"Management
des compétences, enjeux, modèles et perspectives"
Dietrich. A et Alii, Dunod,
Paris, 2010, 256 p.
Traiter du management des compétences, disent
les auteurs, «c’est traiter des effets sur la conduite générale des
organisations d’une approche des hommes et du travail fondée sur l’usage de la
notion de compétence. Celle-ci renvoie aux multiples manières de concevoir et
de définir les capacités individuelles ou collectives de mobilisation dans
l’action, des connaissances, savoirs-faire et comportements qui assurent
l’efficacité de l’activité humaine en situation de travail».
La notion de «management» concerne quant à elle
l’ensemble des actions impliquées dans la conduite des organisations pour
réaliser leurs finalités et leurs objectifs. Ces actions se déclinent en termes
d’organisation, de planification, d’animation et de contrôle. Elles concernent
tous les niveaux d’exercice de l’autorité et tous les domaines d’activités.
Le management des compétences concerne donc,
pour eux, «le pilotage des actions sur le terrain, alors que la gestion des
compétences est plutôt considérée comme une fonction d’élaboration et
d’application de règles de gestion définies par la fonction ressources
humaines.
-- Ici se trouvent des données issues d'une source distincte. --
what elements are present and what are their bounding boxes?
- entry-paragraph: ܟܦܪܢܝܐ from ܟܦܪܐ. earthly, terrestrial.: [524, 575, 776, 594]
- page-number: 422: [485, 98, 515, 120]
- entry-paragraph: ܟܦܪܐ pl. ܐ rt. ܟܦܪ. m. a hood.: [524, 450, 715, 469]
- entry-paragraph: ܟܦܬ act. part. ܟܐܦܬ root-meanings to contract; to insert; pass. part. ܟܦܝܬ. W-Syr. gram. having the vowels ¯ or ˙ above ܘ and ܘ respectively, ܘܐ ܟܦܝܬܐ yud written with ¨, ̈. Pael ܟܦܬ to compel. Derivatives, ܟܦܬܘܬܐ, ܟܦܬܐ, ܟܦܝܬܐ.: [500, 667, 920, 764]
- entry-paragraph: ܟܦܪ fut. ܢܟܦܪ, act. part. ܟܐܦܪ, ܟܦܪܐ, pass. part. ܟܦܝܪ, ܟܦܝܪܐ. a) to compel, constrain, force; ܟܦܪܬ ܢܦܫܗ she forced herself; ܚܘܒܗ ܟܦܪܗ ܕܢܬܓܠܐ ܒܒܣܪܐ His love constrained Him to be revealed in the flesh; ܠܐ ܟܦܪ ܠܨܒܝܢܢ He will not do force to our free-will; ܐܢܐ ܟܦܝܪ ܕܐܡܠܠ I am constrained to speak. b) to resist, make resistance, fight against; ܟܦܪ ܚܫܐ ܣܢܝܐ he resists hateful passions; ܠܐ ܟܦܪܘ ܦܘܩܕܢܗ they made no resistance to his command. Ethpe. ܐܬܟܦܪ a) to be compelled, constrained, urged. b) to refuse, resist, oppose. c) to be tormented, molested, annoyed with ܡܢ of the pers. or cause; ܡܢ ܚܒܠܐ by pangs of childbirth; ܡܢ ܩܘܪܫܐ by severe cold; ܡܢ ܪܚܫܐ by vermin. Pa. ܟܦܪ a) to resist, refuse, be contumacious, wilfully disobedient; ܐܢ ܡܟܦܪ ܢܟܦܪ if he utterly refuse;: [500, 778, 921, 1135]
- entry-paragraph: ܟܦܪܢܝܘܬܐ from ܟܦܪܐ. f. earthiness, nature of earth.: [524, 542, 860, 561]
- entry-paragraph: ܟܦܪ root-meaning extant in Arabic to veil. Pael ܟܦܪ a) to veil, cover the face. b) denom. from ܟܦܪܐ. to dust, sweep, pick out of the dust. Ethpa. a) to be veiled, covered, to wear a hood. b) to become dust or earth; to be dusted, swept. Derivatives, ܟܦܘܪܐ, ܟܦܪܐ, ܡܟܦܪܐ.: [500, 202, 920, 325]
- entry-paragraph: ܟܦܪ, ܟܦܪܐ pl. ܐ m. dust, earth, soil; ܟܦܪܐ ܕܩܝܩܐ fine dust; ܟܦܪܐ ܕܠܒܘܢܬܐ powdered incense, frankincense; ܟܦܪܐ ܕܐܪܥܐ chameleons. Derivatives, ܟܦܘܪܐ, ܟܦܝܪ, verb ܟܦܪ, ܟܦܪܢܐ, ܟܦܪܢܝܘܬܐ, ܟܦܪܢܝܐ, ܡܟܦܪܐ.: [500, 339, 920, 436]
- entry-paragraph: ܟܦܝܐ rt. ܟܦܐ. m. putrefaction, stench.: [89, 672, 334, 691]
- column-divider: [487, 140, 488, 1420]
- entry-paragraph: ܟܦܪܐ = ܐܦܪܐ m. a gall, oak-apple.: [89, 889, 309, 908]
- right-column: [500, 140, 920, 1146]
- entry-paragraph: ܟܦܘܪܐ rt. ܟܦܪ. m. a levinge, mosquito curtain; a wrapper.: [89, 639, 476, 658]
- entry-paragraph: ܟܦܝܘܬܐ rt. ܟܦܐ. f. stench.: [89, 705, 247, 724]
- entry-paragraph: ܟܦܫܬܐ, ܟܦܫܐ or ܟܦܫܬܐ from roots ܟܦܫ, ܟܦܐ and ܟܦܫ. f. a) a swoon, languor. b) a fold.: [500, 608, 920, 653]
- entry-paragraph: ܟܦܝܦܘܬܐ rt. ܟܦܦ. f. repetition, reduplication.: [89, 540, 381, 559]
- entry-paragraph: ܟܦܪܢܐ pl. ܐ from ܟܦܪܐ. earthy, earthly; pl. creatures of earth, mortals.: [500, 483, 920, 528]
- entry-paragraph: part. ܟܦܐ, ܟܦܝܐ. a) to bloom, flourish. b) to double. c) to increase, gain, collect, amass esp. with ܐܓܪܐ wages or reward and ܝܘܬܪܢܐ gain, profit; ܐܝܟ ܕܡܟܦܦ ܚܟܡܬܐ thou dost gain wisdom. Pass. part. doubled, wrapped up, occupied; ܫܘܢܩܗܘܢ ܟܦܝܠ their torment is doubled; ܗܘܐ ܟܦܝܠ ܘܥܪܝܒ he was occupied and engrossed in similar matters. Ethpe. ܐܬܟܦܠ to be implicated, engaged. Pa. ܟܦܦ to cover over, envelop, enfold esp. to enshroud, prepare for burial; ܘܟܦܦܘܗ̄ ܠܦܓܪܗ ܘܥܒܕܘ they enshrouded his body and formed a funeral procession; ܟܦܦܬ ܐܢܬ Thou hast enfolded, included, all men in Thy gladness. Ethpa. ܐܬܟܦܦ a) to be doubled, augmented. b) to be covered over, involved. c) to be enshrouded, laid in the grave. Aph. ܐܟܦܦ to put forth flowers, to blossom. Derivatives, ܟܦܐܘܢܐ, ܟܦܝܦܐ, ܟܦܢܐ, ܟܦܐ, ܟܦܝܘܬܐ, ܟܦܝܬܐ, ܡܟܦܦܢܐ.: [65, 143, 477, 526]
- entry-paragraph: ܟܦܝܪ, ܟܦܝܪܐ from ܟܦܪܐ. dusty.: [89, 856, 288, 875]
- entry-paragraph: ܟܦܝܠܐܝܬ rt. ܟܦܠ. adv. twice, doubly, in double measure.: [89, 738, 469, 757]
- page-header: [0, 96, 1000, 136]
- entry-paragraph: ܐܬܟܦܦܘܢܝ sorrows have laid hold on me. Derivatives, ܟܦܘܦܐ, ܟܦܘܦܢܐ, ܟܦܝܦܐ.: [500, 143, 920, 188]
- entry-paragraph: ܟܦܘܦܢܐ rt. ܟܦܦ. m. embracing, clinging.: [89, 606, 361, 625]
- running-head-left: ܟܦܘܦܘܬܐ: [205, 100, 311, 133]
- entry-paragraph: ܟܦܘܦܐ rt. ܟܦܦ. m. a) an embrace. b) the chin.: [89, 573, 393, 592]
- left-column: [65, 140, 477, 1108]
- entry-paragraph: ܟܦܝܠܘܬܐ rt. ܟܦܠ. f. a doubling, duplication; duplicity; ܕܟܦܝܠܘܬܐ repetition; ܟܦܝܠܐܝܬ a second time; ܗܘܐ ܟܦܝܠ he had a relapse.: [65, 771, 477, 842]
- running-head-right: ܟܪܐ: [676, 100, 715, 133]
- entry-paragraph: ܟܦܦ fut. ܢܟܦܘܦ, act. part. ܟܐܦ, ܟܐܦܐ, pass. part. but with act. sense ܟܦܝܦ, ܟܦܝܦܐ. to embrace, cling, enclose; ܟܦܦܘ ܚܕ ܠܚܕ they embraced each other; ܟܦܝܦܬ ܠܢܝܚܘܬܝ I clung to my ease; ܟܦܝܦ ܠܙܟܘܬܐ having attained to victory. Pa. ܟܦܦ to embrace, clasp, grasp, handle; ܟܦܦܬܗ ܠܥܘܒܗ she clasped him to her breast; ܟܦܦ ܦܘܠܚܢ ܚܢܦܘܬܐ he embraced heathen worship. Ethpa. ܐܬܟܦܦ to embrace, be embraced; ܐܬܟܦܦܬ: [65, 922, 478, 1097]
Le management des compétences ne se confond donc pas avec la gestion
des compétences, dans la mesure où son champ d’action est à la fois plus global
et plus complet».
Ainsi, affirment-ils, par l’expression
management des compétences, «on présuppose que l’évolution introduite par la
logique compétence peut modifier sensiblement les conditions même d’exercice du
management, et qu’en retour les actions de management conduites dans ce
contexte sont susceptibles d’interagir avec les autres fonctions exercées dans
l’entreprise, notamment la fonction ressources humaines».
La thématique du présent ouvrage,
reconnaissent-ils, est à la fois plus ambitieuse et plus modeste :
°- plus ambitieuse en ce qu’elle se présente
comme une entreprise de capitalisation des connaissances produites dans le
champ du management des compétences depuis environ un quart de siècle,
°- plus modeste dans la mesure où elle ne
prétend pas effectuer le recensement de l’ensemble des connaissances
existantes.
Par capitalisation, «nous entendons
transformation des connaissances produites en un socle d’acquis, utiles tant à
la compréhension des démarches compétences, qu’à leur mise en oeuvre et qui
permettent de mesurer l’intérêt de ces démarches pour le management des
organisations».
Tout l'enjeu de l'ouvrage consiste à:
+ éclairer le lecteur sur les enjeux du
management des compétences, et leur diversité en fonction des organisations,
+ lui présenter une vision, la plus
significative possible, des expérimentations auxquelles le management des
compétences a pu donner lieu et des débats qu’il a pu soulever,
+ lui proposer une mise en perspective des
démarches compétences comme analyseur des formes de management en œuvre dans
les organisations.
La richesse et la variété des connaissances
disponibles dans le champ du management des compétences ont conduit les auteurs,
dans cette entreprise de capitalisation, à privilégier trois grandes
orientations:
°- La première a consisté à mettre en priorité
l’accent sur le caractère contingent de la gestion des compétences. «L’ouvrage
entend ainsi intégrer dans la première partie les pratiques et théorisations
relatives à la notion de contingence, déclinée à différents niveaux, tout en
échappant au piège de la dispersion qui lui est souvent associée, par
l’élaboration d’un cadre général d’analyse favorisant à la fois la
compréhension et la mise en oeuvre de ces démarches compétences».
°- La deuxième orientation porte sur la prise en
considération des imbrications fonctionnelles entre l’exercice de l’autorité
dans les organisations et le management des ressources humaines, tant en ce qui
concerne le management stratégique que le management opérationnel.
°- La troisième orientation procède de la
volonté de mettre en perspective des «histoires de compétence» avec des
problèmes récurrents de management auxquelles elles sont supposées répondre.